Nós, do Xingu Vivo, conhecemos Berta Cáceres há tempos. A reencontramos em outubro de 2015, na
WISER
– Cúpula Indígena Mundial sobre Rios e Meio Ambiente, na ilha de
Bornéu. Muito do que se passa em seu território, passa no nosso; a
começar pelas violações dos tratados internacionais, pela militarização
dos canteiros de obra (assim como a Força Nacional de Segurança se
instalou nos canteiros de Belo Monte, as forças armadas hondurenhas
operam de dentro das instalações da DESA em Honduras), ou pela ganância
das corporações transnacionais e pela criminosa leniência dos agentes
financiadores.
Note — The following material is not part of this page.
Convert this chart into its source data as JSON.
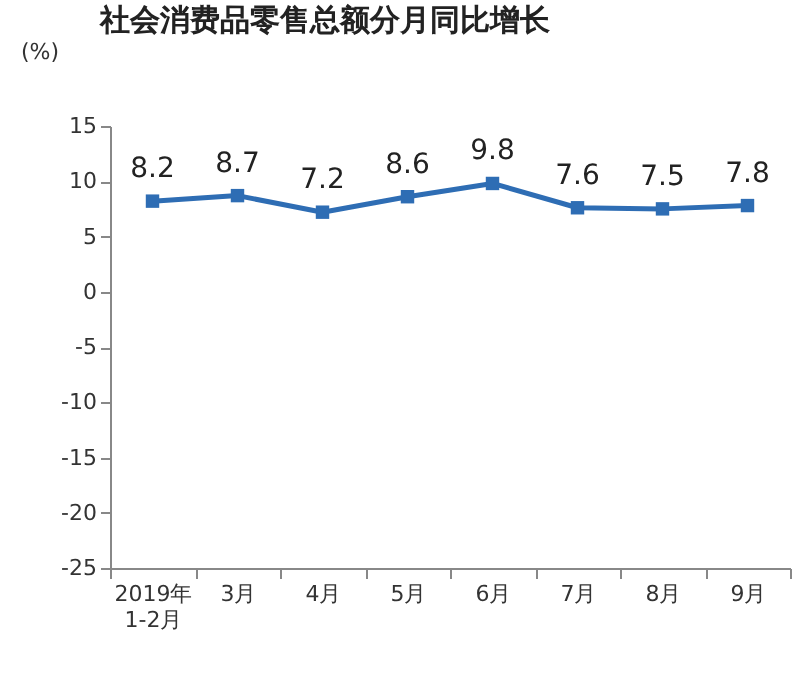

Nós também estamos perdendo o rio que morre de sede e
falta d’água, também perdemos nossas terras, roças, cultura,
subsistências. Mas, apesar de termos perdido companheiros de morte
morrida, não os perdemos de morte matada.
Onde está o tribunal internacional para julgar e punir o FMO, o
Finnfund, o BCIE, a Voith-Siemens, o governo de Honduras, a DESA, por
nos terem nos tirado nossa irmã e companheira? Nem nos interessa saber
quem apertou o gatilho que a matou em sua casa. Se estes acima não
existissem, não tivessem criado Água Zarca, ela ainda estaria entre nós.
Porque somos sempre nós, os que vivem nos territórios mais bonitos do
Planeta, que devemos sofrer e morre em nome do “desenvolvimento”? Quem
se “desenvolve” às custas dos nossos mortos? Não é sempre a conta
bancária de outros, sempre os outros?
O capital nacional e internacional que matou Berta em Honduras tem
nome. Assim como o capital aqui no Xingu. Vamos nomear DESA, FMO,
Finnfund, BCIE, Voith-Siemens. Vamos nomear Norte Energia, Andrade
Gutierrez, Odebrecht, Camargo Corrêa, Queiroz Galvão, OAS, Engevix,
BNDES, Voith-Hydro, General Electric-Alstom, Andritz, Mapfre, IRB,
Allianz, Munich Re.
Assim como o nome de Berta Cáceres não morrerá nunca, o nome de quem
nos mata, rápida ou lentamente, também não será esquecido. Justiça já!